Sorry for the confusion, I’m unable to get the deployment working in EKS cluster. We have been using AWX 1.0.0 in all our environments and are trying to expand it to multiple environments. when I deploy this into the new EKS cluster, I see all the pods running, but awx-task container is getting killed and restarted after ~10minutes. The AWX deployment is creating the service, but UI was unable to load. I have even tried it with the latest version of AWX.
I even tried the latest version, which was released yesterday. This time the pods stayed running and didn’t restart. All the pod logs look fine too, but I could not access the UI. The webpage not loading at all.
we probably need more details in order to help further. Do you still see a crash loop of services restarting? for example are these showing
2023-06-19 15:50:52,797 WARN exited: callback-receiver (terminated by SIGKILL; not expected)
2023-06-19 15:50:52,797 WARN exited: callback-receiver (terminated by SIGKILL; not expected)
Have you explored whether this could be a networking issue? What error are you getting in the browser when you attempt to load the UI page? Also can you exec into the pod and access the web service that way?
The pods status and service are stable after installing the latest version. It shouldn’t be a network issue, as there is another awx instance running in other EKS clusters with the same configuration. So, in the browser, I see nothing, it says the page is not working. And I did try the port-forward, but it doesn’t work either.
Here are the logs of pods:
kubectl get pods -n awx:
NAME READY STATUS RESTARTS AGE
awx-dev-task-55c485db77-rnvw9 4/4 Running 0 6m35s
awx-dev-web-859b9f59cc-g7vpb 3/3 Running 0 4m55s
awx-operator-controller-manager-bf9cd85f4-p9zn7 2/2 Running 0 19h
kubectl logs -n awx awx-dev-task-55c485db77-rnvw9:
Defaulted container “redis” out of: redis, awx-dev-task, awx-dev-ee, awx-dev-rsyslog, init (init)
1:C 19 Jul 2023 14:36:44.435 # oO0OoO0OoO0Oo Redis is starting oO0OoO0OoO0Oo
1:C 19 Jul 2023 14:36:44.435 # Redis version=7.0.12, bits=64, commit=00000000, modified=0, pid=1, just started
1:C 19 Jul 2023 14:36:44.435 # Configuration loaded
1:M 19 Jul 2023 14:36:44.435 * monotonic clock: POSIX clock_gettime
1:M 19 Jul 2023 14:36:44.435 * Running mode=standalone, port=0.
1:M 19 Jul 2023 14:36:44.435 # Server initialized
1:M 19 Jul 2023 14:36:44.436 * The server is now ready to accept connections at /var/run/redis/redis.sock
kubectl logs -n awx awx-dev-web-859b9f59cc-g7vpb:
Defaulted container “redis” out of: redis, awx-dev-web, awx-dev-rsyslog
1:C 19 Jul 2023 14:37:00.864 # oO0OoO0OoO0Oo Redis is starting oO0OoO0OoO0Oo
1:C 19 Jul 2023 14:37:00.864 # Redis version=7.0.12, bits=64, commit=00000000, modified=0, pid=1, just started
1:C 19 Jul 2023 14:37:00.864 # Configuration loaded
1:M 19 Jul 2023 14:37:00.864 * monotonic clock: POSIX clock_gettime
1:M 19 Jul 2023 14:37:00.865 * Running mode=standalone, port=0.
1:M 19 Jul 2023 14:37:00.865 # Server initialized
1:M 19 Jul 2023 14:37:00.865 * The server is now ready to accept connections at /var/run/redis/redis.sock
Your pods have not come up, the logs that you are showing are of the default container in those pods which is redis in both cases.
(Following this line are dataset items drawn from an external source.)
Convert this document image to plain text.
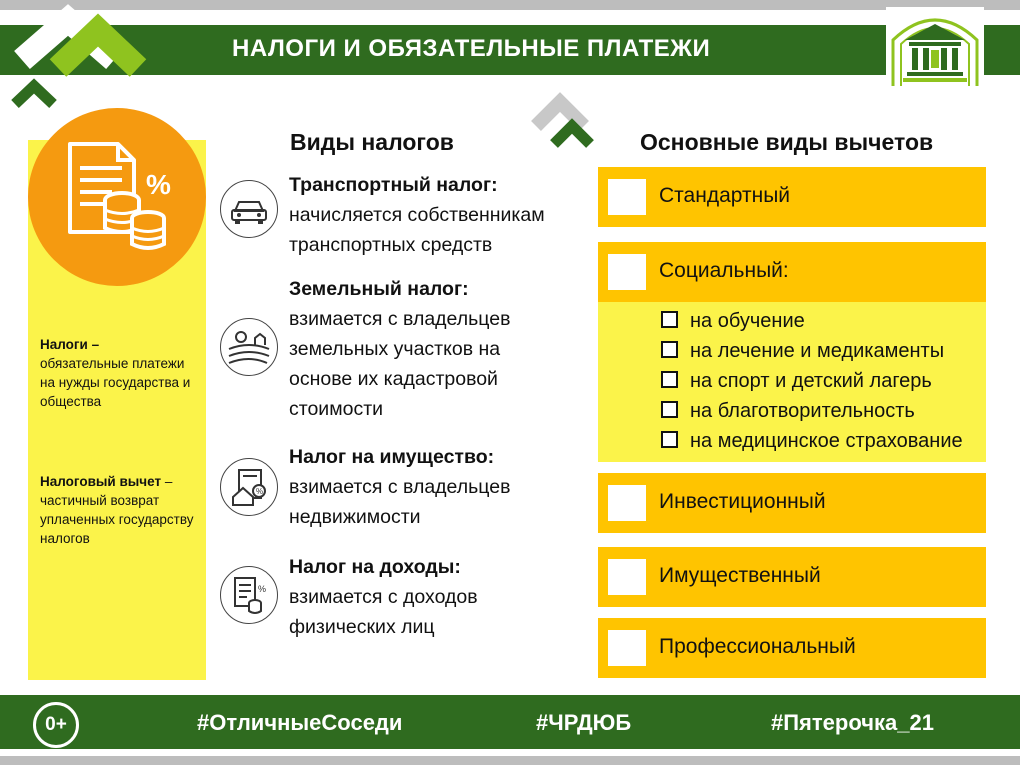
НАЛОГИ И ОБЯЗАТЕЛЬНЫЕ ПЛАТЕЖИ
%
Налоги –
обязательные платежи на нужды государства и общества
Налоговый вычет –
частичный возврат уплаченных государству налогов
Виды налогов
Транспортный налог:
начисляется собственникам транспортных средств
Земельный налог:
взимается с владельцев земельных участков на основе их кадастровой стоимости
%
Налог на имущество:
взимается с владельцев недвижимости
%
Налог на доходы:
взимается с доходов физических лиц
Основные виды вычетов
Стандартный
Социальный:
на обучение
на лечение и медикаменты
на спорт и детский лагерь
на благотворительность
на медицинское страхование
Инвестиционный
Имущественный
Профессиональный
0+	#ОтличныеСоседи	#ЧРДЮБ	#Пятерочка_21
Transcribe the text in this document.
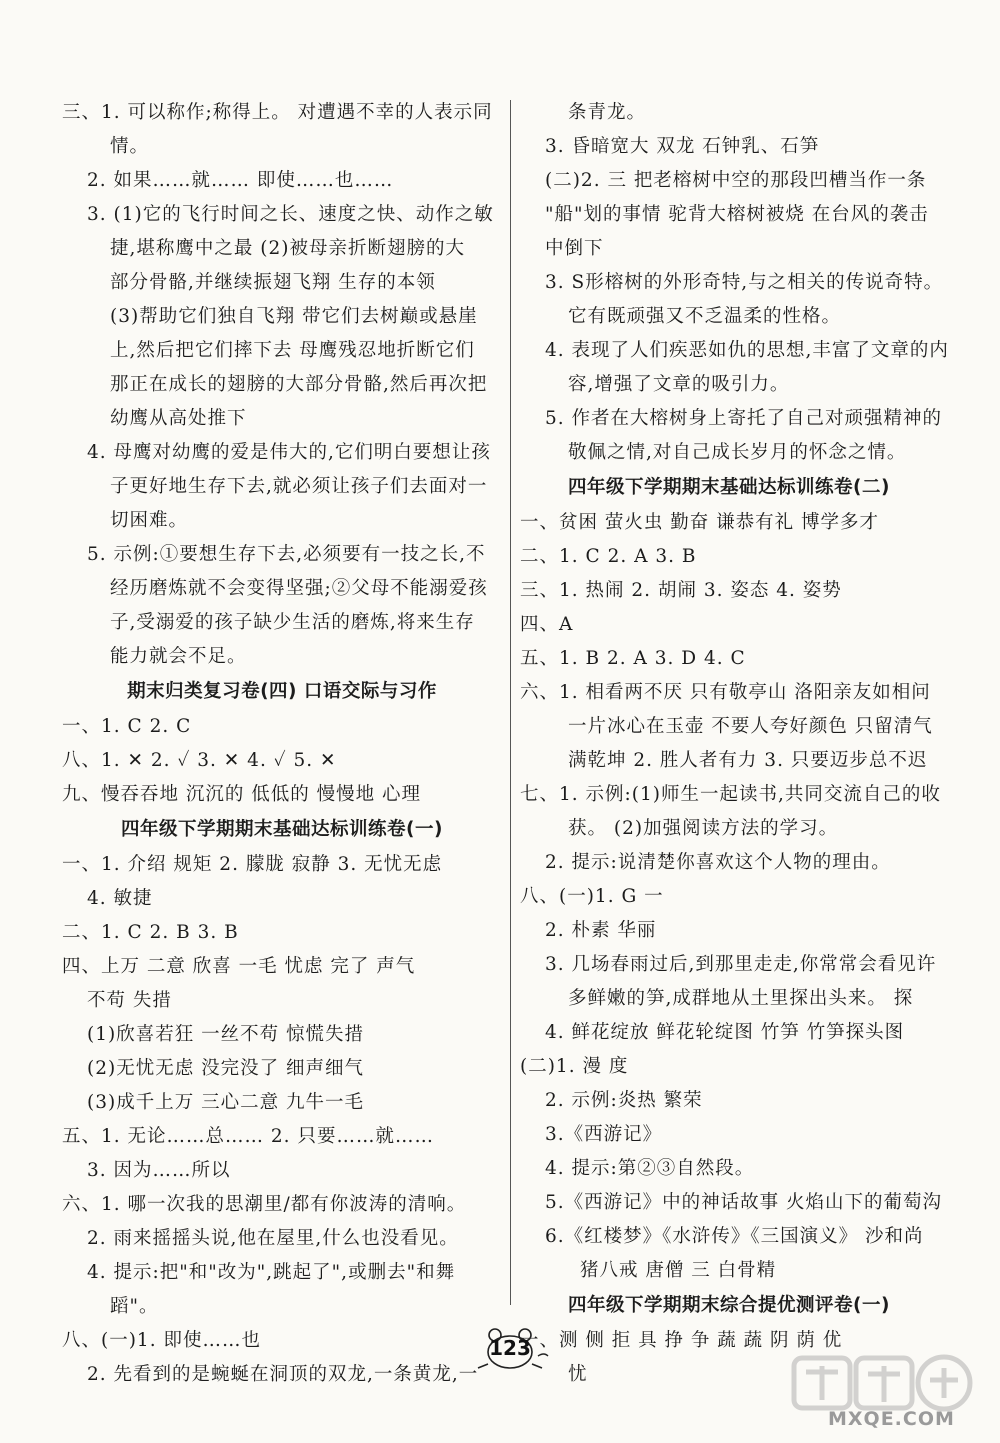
三、1. 可以称作;称得上。 对遭遇不幸的人表示同
情。
2. 如果……就…… 即使……也……
3. (1)它的飞行时间之长、速度之快、动作之敏
捷,堪称鹰中之最 (2)被母亲折断翅膀的大
部分骨骼,并继续振翅飞翔 生存的本领
(3)帮助它们独自飞翔 带它们去树巅或悬崖
上,然后把它们摔下去 母鹰残忍地折断它们
那正在成长的翅膀的大部分骨骼,然后再次把
幼鹰从高处推下
4. 母鹰对幼鹰的爱是伟大的,它们明白要想让孩
子更好地生存下去,就必须让孩子们去面对一
切困难。
5. 示例:①要想生存下去,必须要有一技之长,不
经历磨炼就不会变得坚强;②父母不能溺爱孩
子,受溺爱的孩子缺少生活的磨炼,将来生存
能力就会不足。
期末归类复习卷(四) 口语交际与习作
一、1. C 2. C
八、1. ✕ 2. ✓ 3. ✕ 4. ✓ 5. ✕
九、慢吞吞地 沉沉的 低低的 慢慢地 心理
四年级下学期期末基础达标训练卷(一)
一、1. 介绍 规矩 2. 朦胧 寂静 3. 无忧无虑
4. 敏捷
二、1. C 2. B 3. B
四、上万 二意 欣喜 一毛 忧虑 完了 声气
不苟 失措
(1)欣喜若狂 一丝不苟 惊慌失措
(2)无忧无虑 没完没了 细声细气
(3)成千上万 三心二意 九牛一毛
五、1. 无论……总…… 2. 只要……就……
3. 因为……所以
六、1. 哪一次我的思潮里/都有你波涛的清响。
2. 雨来摇摇头说,他在屋里,什么也没看见。
4. 提示:把"和"改为",跳起了",或删去"和舞
蹈"。
八、(一)1. 即使……也
2. 先看到的是蜿蜒在洞顶的双龙,一条黄龙,一
条青龙。
3. 昏暗宽大 双龙 石钟乳、石笋
(二)2. 三 把老榕树中空的那段凹槽当作一条
"船"划的事情 驼背大榕树被烧 在台风的袭击
中倒下
3. S形榕树的外形奇特,与之相关的传说奇特。
它有既顽强又不乏温柔的性格。
4. 表现了人们疾恶如仇的思想,丰富了文章的内
容,增强了文章的吸引力。
5. 作者在大榕树身上寄托了自己对顽强精神的
敬佩之情,对自己成长岁月的怀念之情。
四年级下学期期末基础达标训练卷(二)
一、贫困 萤火虫 勤奋 谦恭有礼 博学多才
二、1. C 2. A 3. B
三、1. 热闹 2. 胡闹 3. 姿态 4. 姿势
四、A
五、1. B 2. A 3. D 4. C
六、1. 相看两不厌 只有敬亭山 洛阳亲友如相问
一片冰心在玉壶 不要人夸好颜色 只留清气
满乾坤 2. 胜人者有力 3. 只要迈步总不迟
七、1. 示例:(1)师生一起读书,共同交流自己的收
获。 (2)加强阅读方法的学习。
2. 提示:说清楚你喜欢这个人物的理由。
八、(一)1. G 一
2. 朴素 华丽
3. 几场春雨过后,到那里走走,你常常会看见许
多鲜嫩的笋,成群地从土里探出头来。 探
4. 鲜花绽放 鲜花轮绽图 竹笋 竹笋探头图
(二)1. 漫 度
2. 示例:炎热 繁荣
3.《西游记》
4. 提示:第②③自然段。
5.《西游记》中的神话故事 火焰山下的葡萄沟
6.《红楼梦》《水浒传》《三国演义》 沙和尚
猪八戒 唐僧 三 白骨精
四年级下学期期末综合提优测评卷(一)
一、测 侧 拒 具 挣 争 蔬 蔬 阴 荫 优
忧
123
MXQE.COM
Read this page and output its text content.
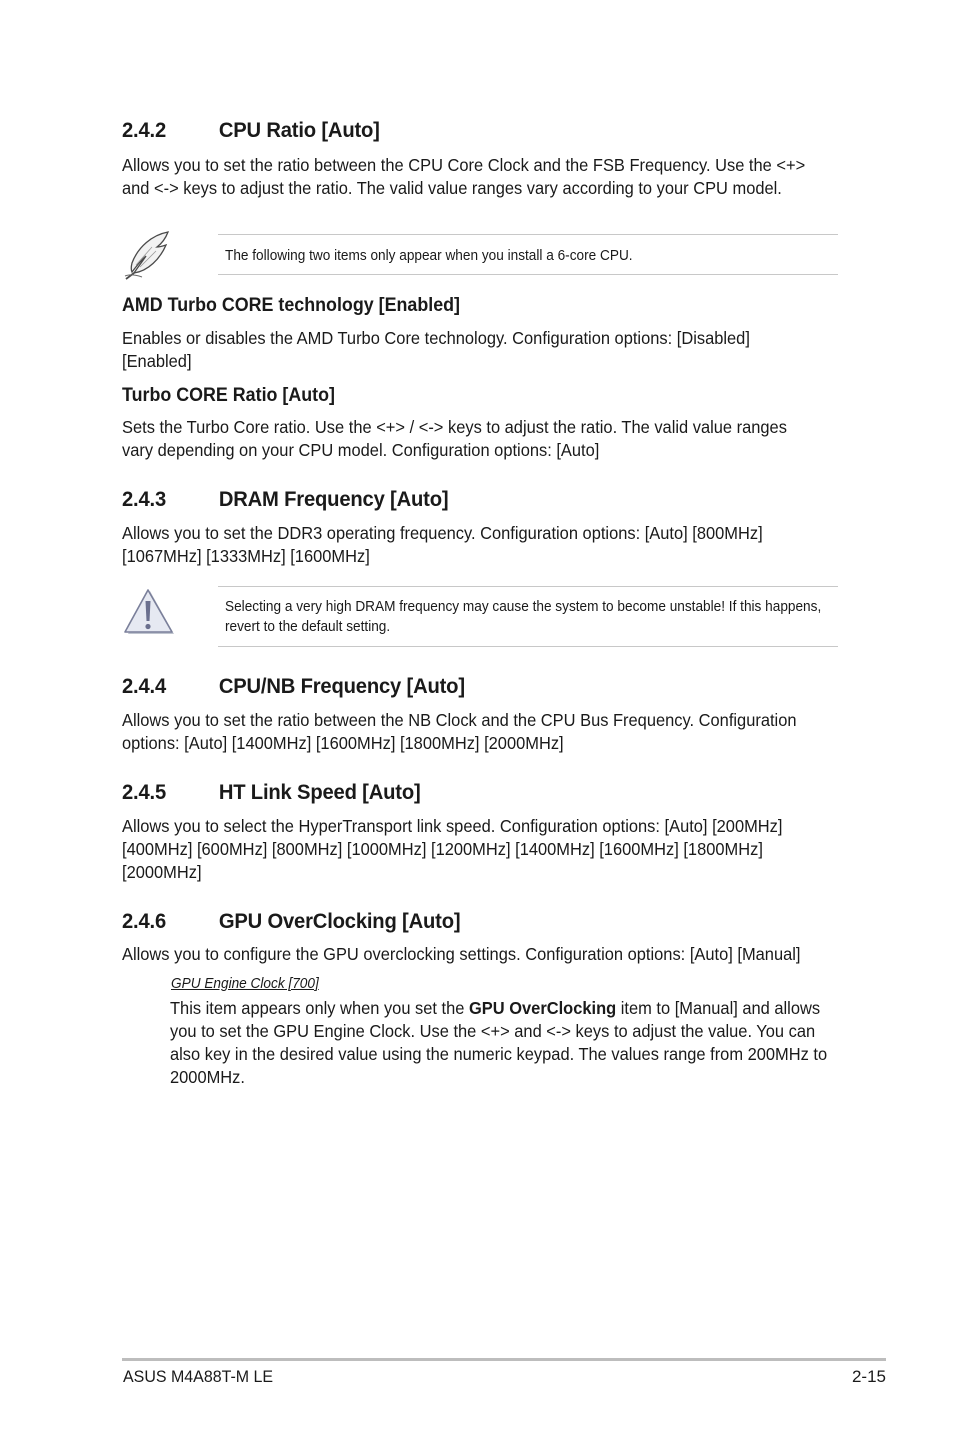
2.4.2 CPU Ratio [Auto]
Allows you to set the ratio between the CPU Core Clock and the FSB Frequency. Use the <+> and <-> keys to adjust the ratio. The valid value ranges vary according to your CPU model.
The following two items only appear when you install a 6-core CPU.
AMD Turbo CORE technology [Enabled]
Enables or disables the AMD Turbo Core technology. Configuration options: [Disabled] [Enabled]
Turbo CORE Ratio [Auto]
Sets the Turbo Core ratio. Use the <+> / <-> keys to adjust the ratio. The valid value ranges vary depending on your CPU model. Configuration options: [Auto]
2.4.3 DRAM Frequency [Auto]
Allows you to set the DDR3 operating frequency. Configuration options: [Auto] [800MHz] [1067MHz] [1333MHz] [1600MHz]
Selecting a very high DRAM frequency may cause the system to become unstable! If this happens, revert to the default setting.
2.4.4 CPU/NB Frequency [Auto]
Allows you to set the ratio between the NB Clock and the CPU Bus Frequency. Configuration options: [Auto] [1400MHz] [1600MHz] [1800MHz] [2000MHz]
2.4.5 HT Link Speed [Auto]
Allows you to select the HyperTransport link speed. Configuration options: [Auto] [200MHz] [400MHz] [600MHz] [800MHz] [1000MHz] [1200MHz] [1400MHz] [1600MHz] [1800MHz] [2000MHz]
2.4.6 GPU OverClocking [Auto]
Allows you to configure the GPU overclocking settings. Configuration options: [Auto] [Manual]
GPU Engine Clock [700]
This item appears only when you set the GPU OverClocking item to [Manual] and allows you to set the GPU Engine Clock. Use the <+> and <-> keys to adjust the value. You can also key in the desired value using the numeric keypad. The values range from 200MHz to 2000MHz.
ASUS M4A88T-M LE	2-15
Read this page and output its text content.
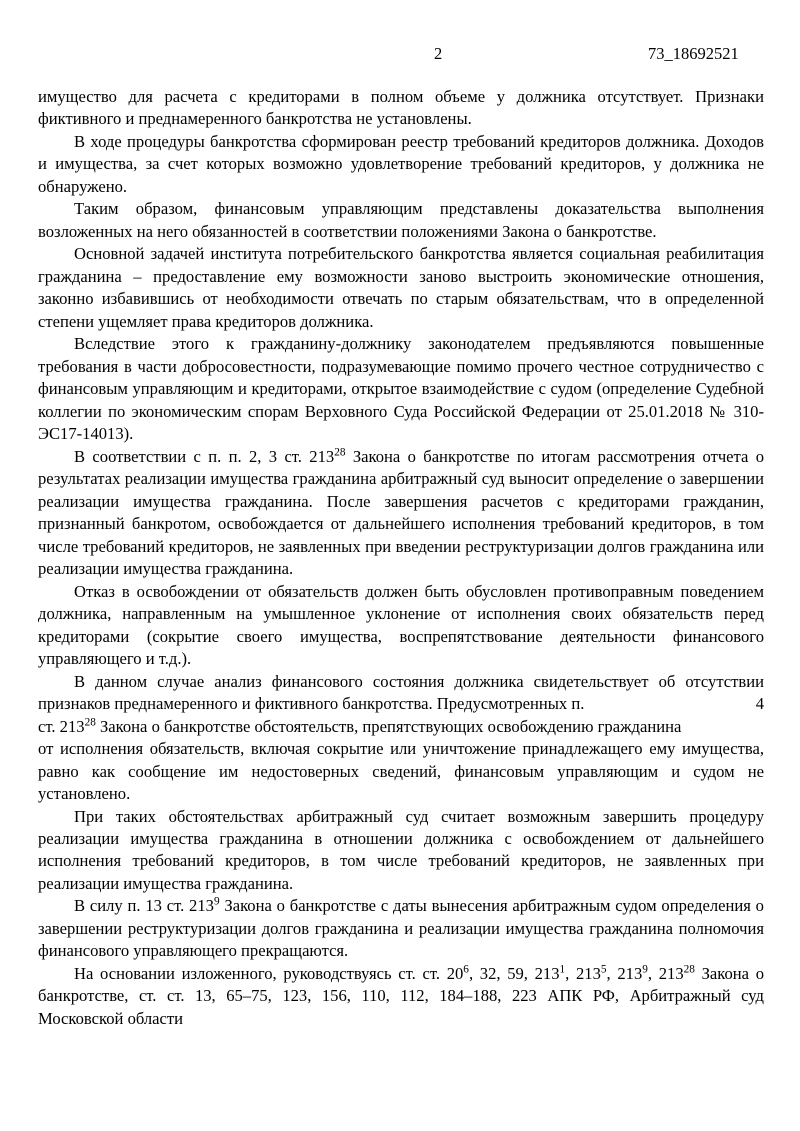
2	73_18692521

имущество для расчета с кредиторами в полном объеме у должника отсутствует. Признаки фиктивного и преднамеренного банкротства не установлены.

В ходе процедуры банкротства сформирован реестр требований кредиторов должника. Доходов и имущества, за счет которых возможно удовлетворение требований кредиторов, у должника не обнаружено.

Таким образом, финансовым управляющим представлены доказательства выполнения возложенных на него обязанностей в соответствии положениями Закона о банкротстве.

Основной задачей института потребительского банкротства является социальная реабилитация гражданина – предоставление ему возможности заново выстроить экономические отношения, законно избавившись от необходимости отвечать по старым обязательствам, что в определенной степени ущемляет права кредиторов должника.

Вследствие этого к гражданину-должнику законодателем предъявляются повышенные требования в части добросовестности, подразумевающие помимо прочего честное сотрудничество с финансовым управляющим и кредиторами, открытое взаимодействие с судом (определение Судебной коллегии по экономическим спорам Верховного Суда Российской Федерации от 25.01.2018 № 310-ЭС17-14013).

В соответствии с п. п. 2, 3 ст. $213^{28}$ Закона о банкротстве по итогам рассмотрения отчета о результатах реализации имущества гражданина арбитражный суд выносит определение о завершении реализации имущества гражданина. После завершения расчетов с кредиторами гражданин, признанный банкротом, освобождается от дальнейшего исполнения требований кредиторов, в том числе требований кредиторов, не заявленных при введении реструктуризации долгов гражданина или реализации имущества гражданина.

Отказ в освобождении от обязательств должен быть обусловлен противоправным поведением должника, направленным на умышленное уклонение от исполнения своих обязательств перед кредиторами (сокрытие своего имущества, воспрепятствование деятельности финансового управляющего и т.д.).

В данном случае анализ финансового состояния должника свидетельствует об отсутствии признаков преднамеренного и фиктивного банкротства. Предусмотренных п.	4

ст. $213^{28}$ Закона о банкротстве обстоятельств, препятствующих освобождению гражданина

от исполнения обязательств, включая сокрытие или уничтожение принадлежащего ему имущества, равно как сообщение им недостоверных сведений, финансовым управляющим и судом не установлено.

При таких обстоятельствах арбитражный суд считает возможным завершить процедуру реализации имущества гражданина в отношении должника с освобождением от дальнейшего исполнения требований кредиторов, в том числе требований кредиторов, не заявленных при реализации имущества гражданина.

В силу п. 13 ст. $213^9$ Закона о банкротстве с даты вынесения арбитражным судом определения о завершении реструктуризации долгов гражданина и реализации имущества гражданина полномочия финансового управляющего прекращаются.

На основании изложенного, руководствуясь ст. ст. $20^6$, 32, 59, $213^1$, $213^5$, $213^9$, $213^{28}$ Закона о банкротстве, ст. ст. 13, 65–75, 123, 156, 110, 112, 184–188, 223 АПК РФ, Арбитражный суд Московской области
You should execute the commands “kubectl describe pod awx-dev-task-55c485db77-rnvw9 -n awx” and “kubectl describe pod awx-dev-web-859b9f59cc-g7vpb -n awx”. There’ll probably be an event that indicates what is going wrong,
Hello,
Thank you for this additional information. It does appear that your containers are up. We would recommend following the steps to get the web and task logs as rodooliver mentioned in the previous reply. For best results, we would also recommend using the latest version of AWX Operator.
Are you trying to connect to the same Postgress instance as the other AWX instance?
Can you also provide us with the redacted spec as well? This will better enable us to identify what is occurring here.